A few months ago, before the COVID-19 (coronavirus) pandemic turned the world upside down, we visited Amelia and her friends Maria and Amelia in their village of Nhamiambe in Marromeu District, in the central Mozambican province of Sofala. They were excited; at 12 and 13, they were leaving home for the first time to do something that many girls in rural Mozambican villages can only dream of: complete secondary school.
With support from the World Bank’s Conservation Areas for Biodiversity and Development (MozBio) project, the three girls — along with 27 others from neighboring districts around the Marromeu National Reserve— traveled to the town of Caia, more than100 kilometers away. When we visited them a couple of weeks before their departure, we also met their parents and despite the inevitable sadness of farewells, the families were all smiles. This opportunity was beyond anything they ever could have hoped for their daughters.
While no one says explicitly what other pathway they expected for the girls, the reality is clear. Just a few days before Amelia and her friends were due to leave for Caia, one of the other girls selected for the scholarship program dropped out when her parents married her away. School dropouts and teenage pregnancies are a common reality for many young women and girls in rural Mozambique, where premature marriage is widespread and often seen as a way for the family to earn extra money.
Fast forward to June 2020, and the girls are finding themselves in a different reality, or should we say, familiar. At the end of March, the first cases of the COVID-19 were confirmed in Mozambique and a nationwide state of emergency was declared, closing schools throughout the country. The girls had to leave their boarding school and return to their villages.
If you think homeschooling is challenging, try doing it in Nhambine! Here, classes are taken over community radio, at least on some days of the week. Assignments and homework are still plentiful, and it is hard for the girls to keep up, especially when they can’t do group work together like they enjoyed doing at boarding school. Yet, with help of community liaison officers from the Marromeu National Reserve and schoolteachers living in their village, they manage to keep up.
The wider effort of the MozBio project supports 67 girls with scholarships and accommodations in boarding homes around Maputo Special Reserve, Chimanimani National Reserve and Marromeu. The project is also helping 60 schools in these areas to roll out environmental education as part of the curriculum, aiming to raise awareness and engagement from youth in preserving Mozambique’s precious biodiversity and natural resources. In each school, the project has also established girls and youth clubs that provide mentoring for reading, writing, and numeracy skills and serves as a platform to access safe knowledge regarding girls’ and boys’ reproductive health.
Increasing girls’ access to education and empowering women has become a core intervention area of the Mozambique Integrated Landscape Management (ILM) Portfolio, of which MozBio is part. Mozambique’s natural resources and its Conservation Areas, which cover 25% of the country, do not exist in isolation – they co-exist with communities. To achieve our environmental goals and have a lasting impact, there is a need to address interlinked dynamics of high illiteracy rates, low incomes, environmental degradation and gender inequality regarding access and use of natural resources.

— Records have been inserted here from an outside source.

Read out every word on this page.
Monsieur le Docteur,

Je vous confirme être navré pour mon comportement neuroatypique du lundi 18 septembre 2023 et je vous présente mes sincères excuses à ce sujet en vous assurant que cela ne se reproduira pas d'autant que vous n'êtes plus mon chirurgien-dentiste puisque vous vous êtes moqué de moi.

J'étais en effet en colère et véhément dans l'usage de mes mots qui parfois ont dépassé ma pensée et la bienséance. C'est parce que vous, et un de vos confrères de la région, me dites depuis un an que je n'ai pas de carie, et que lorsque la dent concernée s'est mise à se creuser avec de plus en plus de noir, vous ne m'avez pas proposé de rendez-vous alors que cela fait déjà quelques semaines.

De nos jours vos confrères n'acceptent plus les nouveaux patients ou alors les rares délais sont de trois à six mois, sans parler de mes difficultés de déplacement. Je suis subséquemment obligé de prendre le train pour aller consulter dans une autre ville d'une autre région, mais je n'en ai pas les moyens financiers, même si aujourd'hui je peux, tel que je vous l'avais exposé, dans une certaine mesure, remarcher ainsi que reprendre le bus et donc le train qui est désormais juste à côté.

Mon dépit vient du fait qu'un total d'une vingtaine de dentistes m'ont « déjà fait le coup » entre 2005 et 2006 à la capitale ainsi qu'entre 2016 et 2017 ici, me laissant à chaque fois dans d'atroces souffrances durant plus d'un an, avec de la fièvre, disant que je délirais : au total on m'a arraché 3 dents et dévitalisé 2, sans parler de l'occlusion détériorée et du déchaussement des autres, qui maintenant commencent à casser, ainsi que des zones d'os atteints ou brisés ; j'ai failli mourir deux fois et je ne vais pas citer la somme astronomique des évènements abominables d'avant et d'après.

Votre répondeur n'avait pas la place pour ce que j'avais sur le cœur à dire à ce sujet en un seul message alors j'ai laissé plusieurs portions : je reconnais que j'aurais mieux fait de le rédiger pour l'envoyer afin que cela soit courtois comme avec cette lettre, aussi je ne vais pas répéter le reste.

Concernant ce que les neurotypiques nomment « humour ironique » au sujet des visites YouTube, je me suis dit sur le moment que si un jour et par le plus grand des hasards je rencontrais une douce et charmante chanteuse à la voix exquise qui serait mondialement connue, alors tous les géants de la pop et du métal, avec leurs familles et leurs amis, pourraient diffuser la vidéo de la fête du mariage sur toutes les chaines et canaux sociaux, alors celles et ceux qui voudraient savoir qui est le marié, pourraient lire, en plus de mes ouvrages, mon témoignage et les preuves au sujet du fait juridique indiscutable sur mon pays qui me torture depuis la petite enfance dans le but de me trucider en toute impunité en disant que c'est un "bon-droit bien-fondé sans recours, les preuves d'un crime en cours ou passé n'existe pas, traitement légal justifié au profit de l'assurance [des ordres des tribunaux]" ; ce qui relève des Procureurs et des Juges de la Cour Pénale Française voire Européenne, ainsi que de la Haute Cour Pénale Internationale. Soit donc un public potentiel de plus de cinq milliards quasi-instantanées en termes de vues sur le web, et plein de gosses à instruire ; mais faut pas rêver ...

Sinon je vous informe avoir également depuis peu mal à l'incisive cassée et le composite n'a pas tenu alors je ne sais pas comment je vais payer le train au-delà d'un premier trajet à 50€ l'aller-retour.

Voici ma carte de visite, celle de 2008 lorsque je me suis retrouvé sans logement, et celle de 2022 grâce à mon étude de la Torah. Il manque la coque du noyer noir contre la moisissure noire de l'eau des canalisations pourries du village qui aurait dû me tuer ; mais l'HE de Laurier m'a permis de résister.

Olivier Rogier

To expand the ILM Portfolio’s gender responsiveness, a Gender Gap Analysis and Action Plan for the Portfolio was recently finalized. The plan aims to provide guidance on how natural resource management projects can address common manifestations of gender inequality that limit women ́s development, their potential to generate wealth for their families, communities and the economy as a whole and their participation in managing natural resources. Beside interventions to increase women’s participation in sustainable value chains, the plan places strong emphasis on engaging men and boys and addressing gender inequality at a household level.
One approach is through the Gender Action Learning System (GALS) – a step-by-step household methodology that mentors households (both men and women) to identify barriers to economic and social progress – which oftentimes are linked to gendered division of labor in the household – and work together to find solutions and build stronger and more diverse livelihoods. Experience from Mozambique shows that GALS helps households increase their combined income, enjoy greater household equality and division of labor, and a stronger voice by women in the household and community. The portfolio is also supporting Community Savings and Credit Groups that help 3,000 households, primarily women, to improve financial planning and savings of households, which largely enables to keep children in school or practice ecologically sound farming practices.

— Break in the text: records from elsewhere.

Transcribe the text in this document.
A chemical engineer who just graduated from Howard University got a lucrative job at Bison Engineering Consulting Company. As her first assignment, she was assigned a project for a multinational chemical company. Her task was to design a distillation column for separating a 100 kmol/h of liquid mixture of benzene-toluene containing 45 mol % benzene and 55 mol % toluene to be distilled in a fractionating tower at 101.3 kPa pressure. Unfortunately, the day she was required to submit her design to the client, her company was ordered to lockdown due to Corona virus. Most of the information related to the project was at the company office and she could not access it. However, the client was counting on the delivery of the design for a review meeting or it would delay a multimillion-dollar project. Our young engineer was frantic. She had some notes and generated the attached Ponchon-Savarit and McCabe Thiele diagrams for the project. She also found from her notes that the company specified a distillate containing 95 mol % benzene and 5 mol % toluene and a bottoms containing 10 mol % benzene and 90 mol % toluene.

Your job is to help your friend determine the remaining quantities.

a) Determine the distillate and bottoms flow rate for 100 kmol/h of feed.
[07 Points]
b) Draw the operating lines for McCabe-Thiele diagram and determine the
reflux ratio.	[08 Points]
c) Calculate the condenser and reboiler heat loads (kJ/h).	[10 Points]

So, as COVID-19 continues to bring global uncertainty and gender differential impacts related to health, education, economic activities and gender-based violence, the ILM Portfolio remains firm in its gender responsiveness. For Amelia, Maria and Amelia, this means that they will receive assistance and mentoring along their educational journey, helping them plan for what will come after school. For local government and conservation partners, this means using the gender gap analysis and action plan as a blueprint – knowing that addressing gender inequality in households, schools, and communities, the chances of biodiversity conservation are also increased.